All three of those tales are true. The first was one of the most explosive revelations in the Senate's mid-1970s investigation of the CIA. The second is the infamous Tuskegee experiment of 1932–1972, which set off an uproar when it was revealed. The third, which took place from 1956 to 1971 at the Willowbrook State School, is brought up frequently in debates about informed consent: The parents agreed to the experiments, but the kids were in no position to understand what they were getting into.

If those items had been included in the JAMA study, what would the results reveal?

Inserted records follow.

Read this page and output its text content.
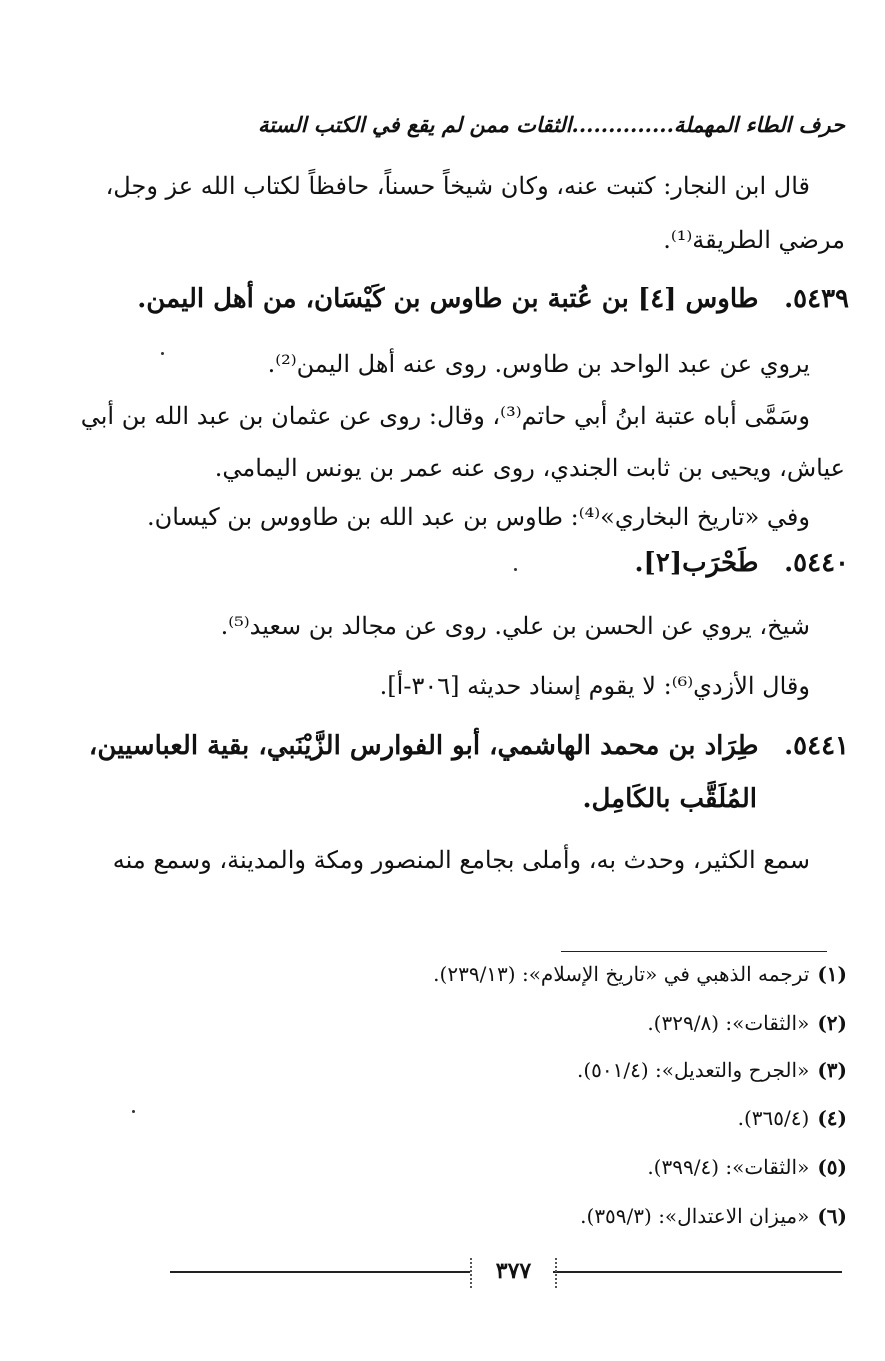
حرف الطاء المهملة..............الثقات ممن لم يقع في الكتب الستة
قال ابن النجار: كتبت عنه، وكان شيخاً حسناً، حافظاً لكتاب الله عز وجل،
مرضي الطريقة⁽¹⁾.
٥٤٣٩. طاوس [٤] بن عُتبة بن طاوس بن كَيْسَان، من أهل اليمن.
يروي عن عبد الواحد بن طاوس. روى عنه أهل اليمن⁽²⁾.
وسَمَّى أباه عتبة ابنُ أبي حاتم⁽³⁾، وقال: روى عن عثمان بن عبد الله بن أبي
عياش، ويحيى بن ثابت الجندي، روى عنه عمر بن يونس اليمامي.
وفي «تاريخ البخاري»⁽⁴⁾: طاوس بن عبد الله بن طاووس بن كيسان.
٥٤٤٠. طَحْرَب[٢].
شيخ، يروي عن الحسن بن علي. روى عن مجالد بن سعيد⁽⁵⁾.
وقال الأزدي⁽⁶⁾: لا يقوم إسناد حديثه [٣٠٦-أ].
٥٤٤١. طِرَاد بن محمد الهاشمي، أبو الفوارس الزَّيْنَبي، بقية العباسيين،
المُلَقَّب بالكَامِل.
سمع الكثير، وحدث به، وأملى بجامع المنصور ومكة والمدينة، وسمع منه
(١)ترجمه الذهبي في «تاريخ الإسلام»: (٢٣٩/١٣).
(٢)«الثقات»: (٣٢٩/٨).
(٣)«الجرح والتعديل»: (٥٠١/٤).
(٤)(٣٦٥/٤).
(٥)«الثقات»: (٣٩٩/٤).
(٦)«ميزان الاعتدال»: (٣٥٩/٣).
٣٧٧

Would people aware of real medical misbehavior be more likely to buy into the fictional stories, or would they be grounded in the evidence in a way the other believers are not? Would their beliefs also correlate with an interest in alternative medicine, or would there be a noticeable difference between their behavior and that of the original study's conspiracy believers? How, in short, does an awareness of real conspiracies affect "conspiracist" ideas?

Just as the Facebook paper reminds us that not every false story involves a conspiracy, this alternate version of the JAMA study would remind us that not every conspiracy story is false. It could reveal a lot in the process. But to get there, you have to change your scope.